En revanche, "il a le devoir de témoigner et de dénoncer en posant les formes, qu'elles soient écrites ou artistiques et qui ne [prendront] sens que dans des dizaines d'années", tempère l'autrice à l'AFP.

Comme elle, d'autres auteurs peinent à mettre en récit l'"imprévisible" conflit qui oppose aujourd'hui Israël au Hezbollah libanais.

Si l'illustratrice Michèle Standjofski revendique une démarche  consistant à " raconter ce que l'on voit et ce que l'on vit " dans sa BD "Et toi, comment ça va ?", qui met en dessin ses correspondances avec le dessinateur Charles Berberian, l'écrivain Charif Majdalani cherche à en saisir les banalités du quotidien  que l'actualité ignore.

"Je raconte des petites choses, des anecdotes du quotidien de la guerre qui peuvent paraître très banales mais qui, dans le contexte, sont incroyables", explique ce dernier.

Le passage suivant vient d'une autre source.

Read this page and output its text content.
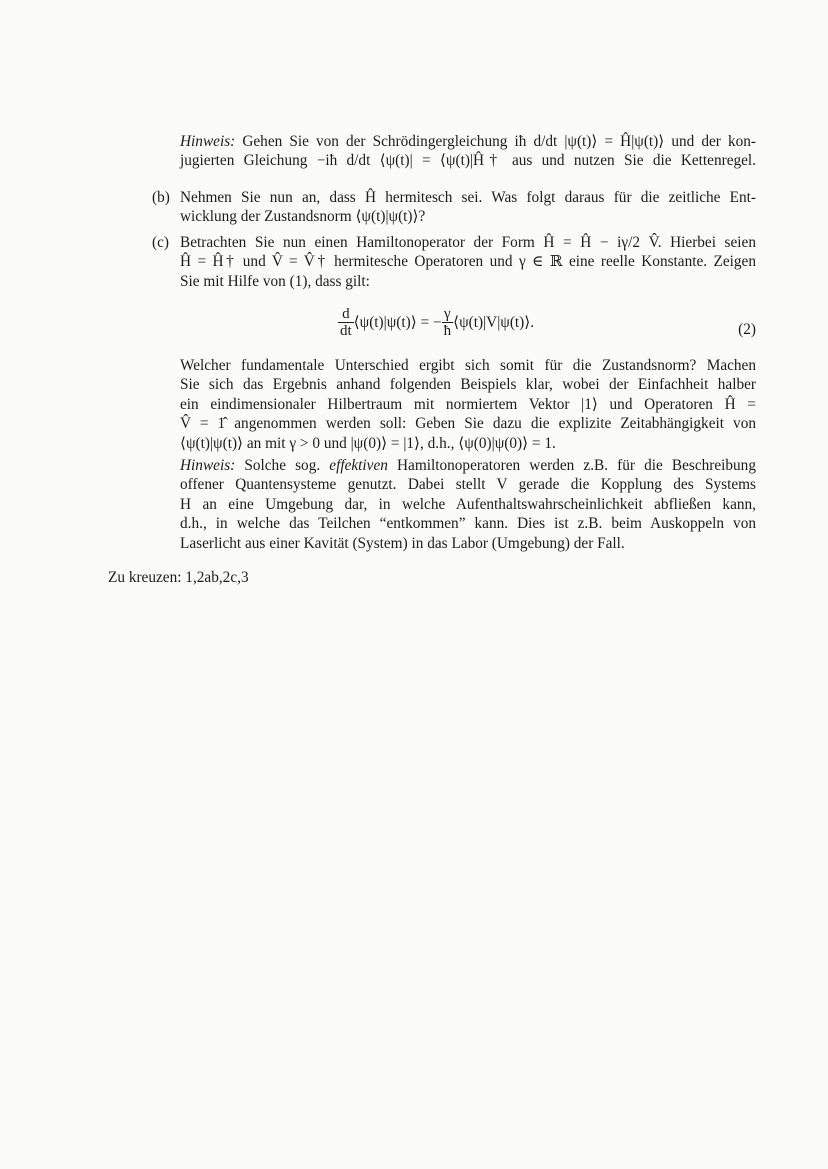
Hinweis: Gehen Sie von der Schrödingergleichung iħ d/dt |ψ(t)⟩ = Ĥ|ψ(t)⟩ und der kon-
jugierten Gleichung −iħ d/dt ⟨ψ(t)| = ⟨ψ(t)|Ĥ† aus und nutzen Sie die Kettenregel.
(b) Nehmen Sie nun an, dass Ĥ hermitesch sei. Was folgt daraus für die zeitliche Ent-
wicklung der Zustandsnorm ⟨ψ(t)|ψ(t)⟩?
(c) Betrachten Sie nun einen Hamiltonoperator der Form Ĥ = Ĥ − iγ/2 V̂. Hierbei seien
Ĥ = Ĥ† und V̂ = V̂† hermitesche Operatoren und γ ∈ ℝ eine reelle Konstante. Zeigen
Sie mit Hilfe von (1), dass gilt:
$\frac{d}{dt}$ ⟨ψ(t)|ψ(t)⟩ = − $\frac{\gamma}{ħ}$ ⟨ψ(t)|V|ψ(t)⟩.	(2)
Welcher fundamentale Unterschied ergibt sich somit für die Zustandsnorm? Machen
Sie sich das Ergebnis anhand folgenden Beispiels klar, wobei der Einfachheit halber
ein eindimensionaler Hilbertraum mit normiertem Vektor |1⟩ und Operatoren Ĥ =
V̂ = 1̂ angenommen werden soll: Geben Sie dazu die explizite Zeitabhängigkeit von
⟨ψ(t)|ψ(t)⟩ an mit γ > 0 und |ψ(0)⟩ = |1⟩, d.h., ⟨ψ(0)|ψ(0)⟩ = 1.
Hinweis: Solche sog. effektiven Hamiltonoperatoren werden z.B. für die Beschreibung
offener Quantensysteme genutzt. Dabei stellt V gerade die Kopplung des Systems
H an eine Umgebung dar, in welche Aufenthaltswahrscheinlichkeit abfließen kann,
d.h., in welche das Teilchen “entkommen” kann. Dies ist z.B. beim Auskoppeln von
Laserlicht aus einer Kavität (System) in das Labor (Umgebung) der Fall.
Zu kreuzen: 1,2ab,2c,3
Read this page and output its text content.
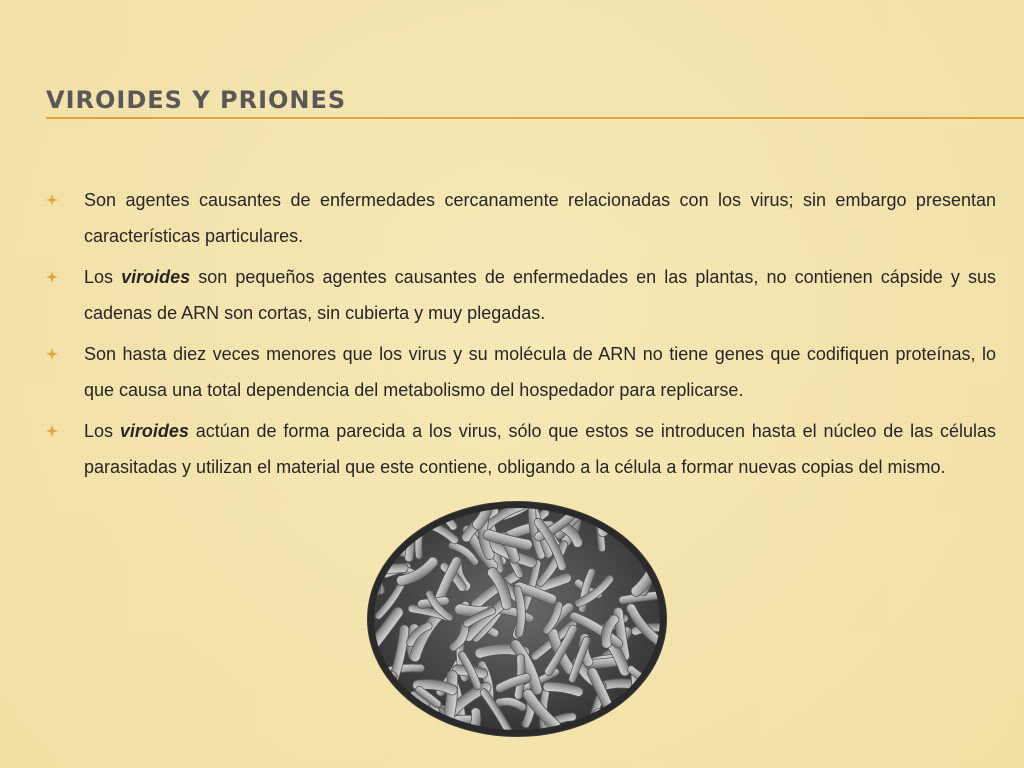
VIROIDES Y PRIONES
Son agentes causantes de enfermedades cercanamente relacionadas con los virus; sin embargo presentan características particulares.
Los viroides son pequeños agentes causantes de enfermedades en las plantas, no contienen cápside y sus cadenas de ARN son cortas, sin cubierta y muy plegadas.
Son hasta diez veces menores que los virus y su molécula de ARN no tiene genes que codifiquen proteínas, lo que causa una total dependencia del metabolismo del hospedador para replicarse.
Los viroides actúan de forma parecida a los virus, sólo que estos se introducen hasta el núcleo de las células parasitadas y utilizan el material que este contiene, obligando a la célula a formar nuevas copias del mismo.
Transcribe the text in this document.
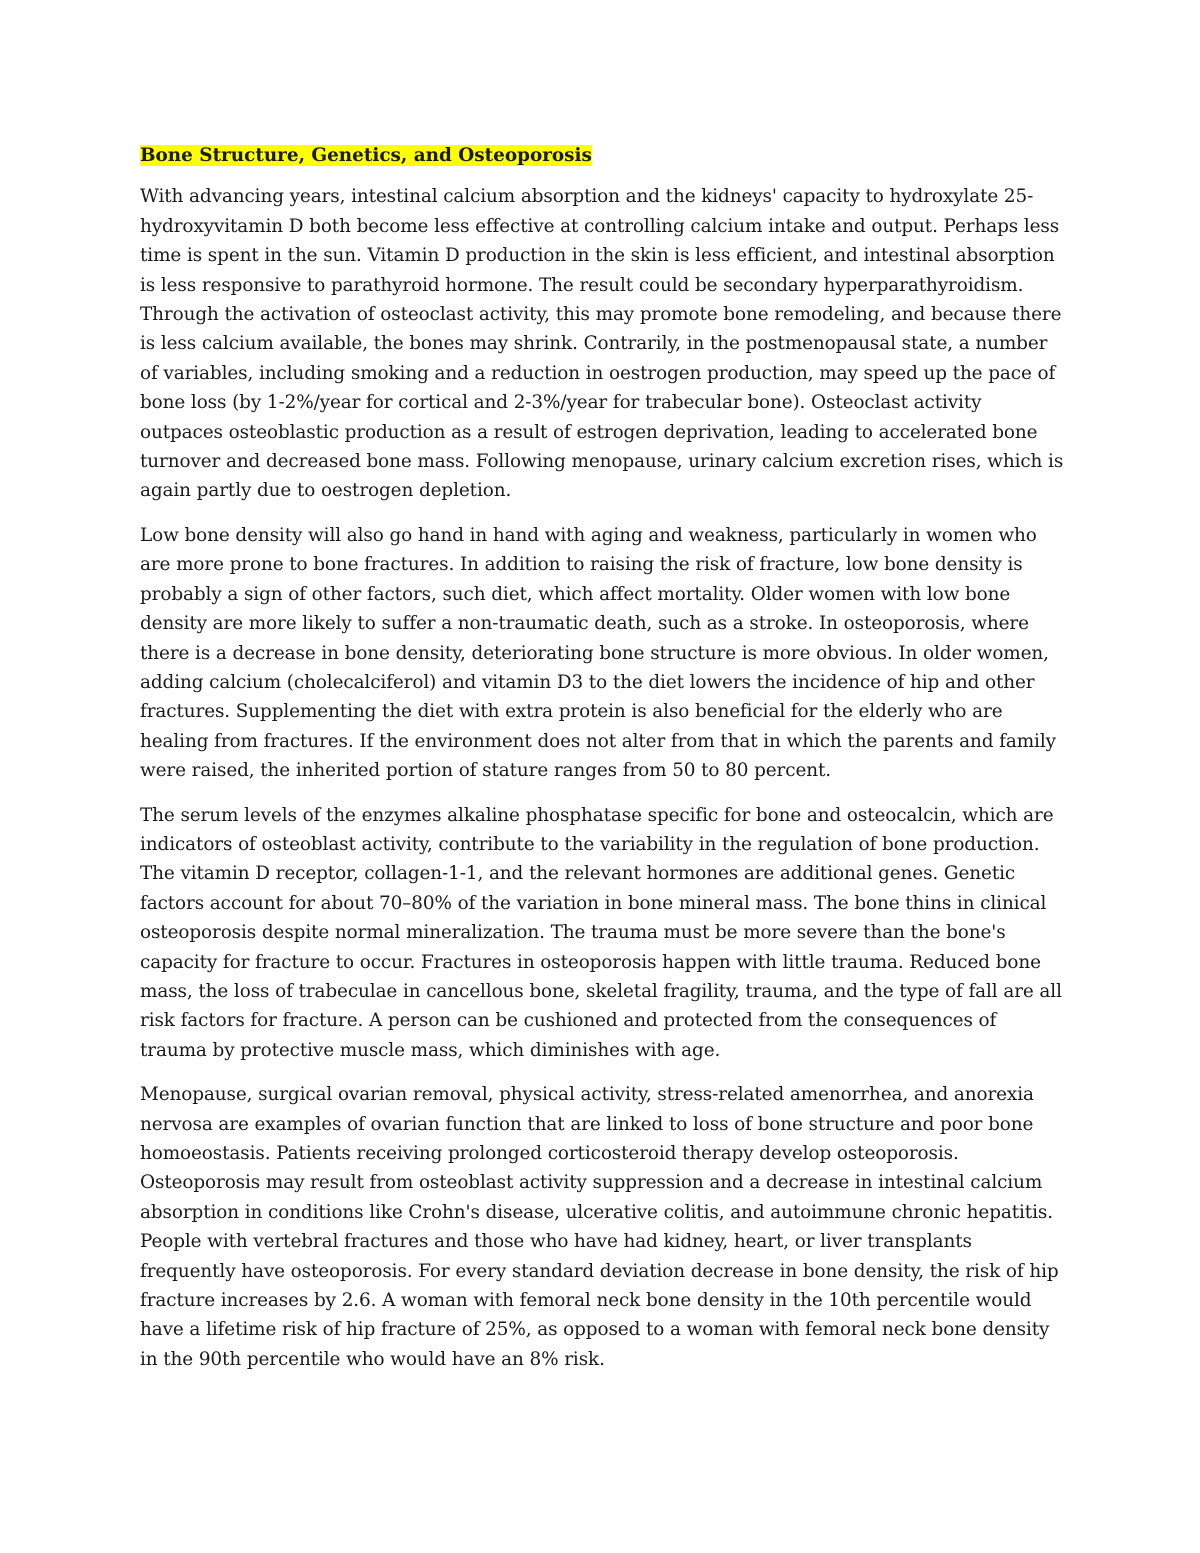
Bone Structure, Genetics, and Osteoporosis

With advancing years, intestinal calcium absorption and the kidneys' capacity to hydroxylate 25-hydroxyvitamin D both become less effective at controlling calcium intake and output. Perhaps less time is spent in the sun. Vitamin D production in the skin is less efficient, and intestinal absorption is less responsive to parathyroid hormone. The result could be secondary hyperparathyroidism. Through the activation of osteoclast activity, this may promote bone remodeling, and because there is less calcium available, the bones may shrink. Contrarily, in the postmenopausal state, a number of variables, including smoking and a reduction in oestrogen production, may speed up the pace of bone loss (by 1-2%/year for cortical and 2-3%/year for trabecular bone). Osteoclast activity outpaces osteoblastic production as a result of estrogen deprivation, leading to accelerated bone turnover and decreased bone mass. Following menopause, urinary calcium excretion rises, which is again partly due to oestrogen depletion.

Low bone density will also go hand in hand with aging and weakness, particularly in women who are more prone to bone fractures. In addition to raising the risk of fracture, low bone density is probably a sign of other factors, such diet, which affect mortality. Older women with low bone density are more likely to suffer a non-traumatic death, such as a stroke. In osteoporosis, where there is a decrease in bone density, deteriorating bone structure is more obvious. In older women, adding calcium (cholecalciferol) and vitamin D3 to the diet lowers the incidence of hip and other fractures. Supplementing the diet with extra protein is also beneficial for the elderly who are healing from fractures. If the environment does not alter from that in which the parents and family were raised, the inherited portion of stature ranges from 50 to 80 percent.

The serum levels of the enzymes alkaline phosphatase specific for bone and osteocalcin, which are indicators of osteoblast activity, contribute to the variability in the regulation of bone production. The vitamin D receptor, collagen-1-1, and the relevant hormones are additional genes. Genetic factors account for about 70–80% of the variation in bone mineral mass. The bone thins in clinical osteoporosis despite normal mineralization. The trauma must be more severe than the bone's capacity for fracture to occur. Fractures in osteoporosis happen with little trauma. Reduced bone mass, the loss of trabeculae in cancellous bone, skeletal fragility, trauma, and the type of fall are all risk factors for fracture. A person can be cushioned and protected from the consequences of trauma by protective muscle mass, which diminishes with age.

Menopause, surgical ovarian removal, physical activity, stress-related amenorrhea, and anorexia nervosa are examples of ovarian function that are linked to loss of bone structure and poor bone homoeostasis. Patients receiving prolonged corticosteroid therapy develop osteoporosis. Osteoporosis may result from osteoblast activity suppression and a decrease in intestinal calcium absorption in conditions like Crohn's disease, ulcerative colitis, and autoimmune chronic hepatitis. People with vertebral fractures and those who have had kidney, heart, or liver transplants frequently have osteoporosis. For every standard deviation decrease in bone density, the risk of hip fracture increases by 2.6. A woman with femoral neck bone density in the 10th percentile would have a lifetime risk of hip fracture of 25%, as opposed to a woman with femoral neck bone density in the 90th percentile who would have an 8% risk.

"Car de cette guerre-là, poursuit-il, personne n'en sait absolument rien, ni ce qui se trame, ni ce qu'il y a dessous, ni ce qu'il y a derrière..., on n'en sait rien, ce n'est donc pas la peine de gloser sans arrêt".

Prendre du recul 

Ecrire ou dessiner devient également une manière de prendre du recul face à une réalité écrasante. Michèle Standjofski voit dans le dessin un processus lent et apaisant, qui permet à la fois d'exprimer la colère et de retrouver une forme de calme.

"C'est ce qui manque malheureusement aujourd'hui quand on parle de ce qui se passe dans cette région du monde", déplore-t-elle.

" Pour l'instant, ce n'est pas possible de poser des mots" sur ce qui se passe , estime Hala Moughanie, qui dit observer et "absorber " la situation - "mais je sais que cela va m'amener à écrire".

Au Liban, cette difficulté à dire s'inscrit aussi dans une histoire plus longue . "On n'est pratiquement jamais sortis de la guerre ", rappelle Michèle Standjofski, évoquant la succession de conflits et de crises qui ont jalonné l'histoire du pays et nourrissent un sentiment permanent d'instabilité.

Face à cette complexité, les auteurs interrogés par l'AFP revendiquent avant tout une posture modeste. "Si vous avez compris quelque chose au Liban, c'est qu'on vous l'a mal expliqué ", résume Mme Standjofski, consciente des limites de toute tentative de synthèse.

Une difficulté d'autant plus grande que la guerre se mêle au quotidien  puisque dans la capitale Beyrouth, raconte Charif Majdalani, si la vie est "actuellement tout à fait normale", l'auteur explique être sous le bourdonnement permanent de drones au-dessus des têtes.

Dans ce contexte, et sans prétendre dire la vérité d'un pays fragmenté, Michèle Standjofski s'attache à témoigner " à [sa] petite hauteur ", avec son regard et sa sensibilité, ce qu'il se passe dans son pays.

Une approche que partage Hala Moughanie, qui cherche à englober " autant que possible toutes les nuances " d'un Liban éclaté, composé d'une multitude de réalités sociales et de communautés, sans le réduire à un récit unique.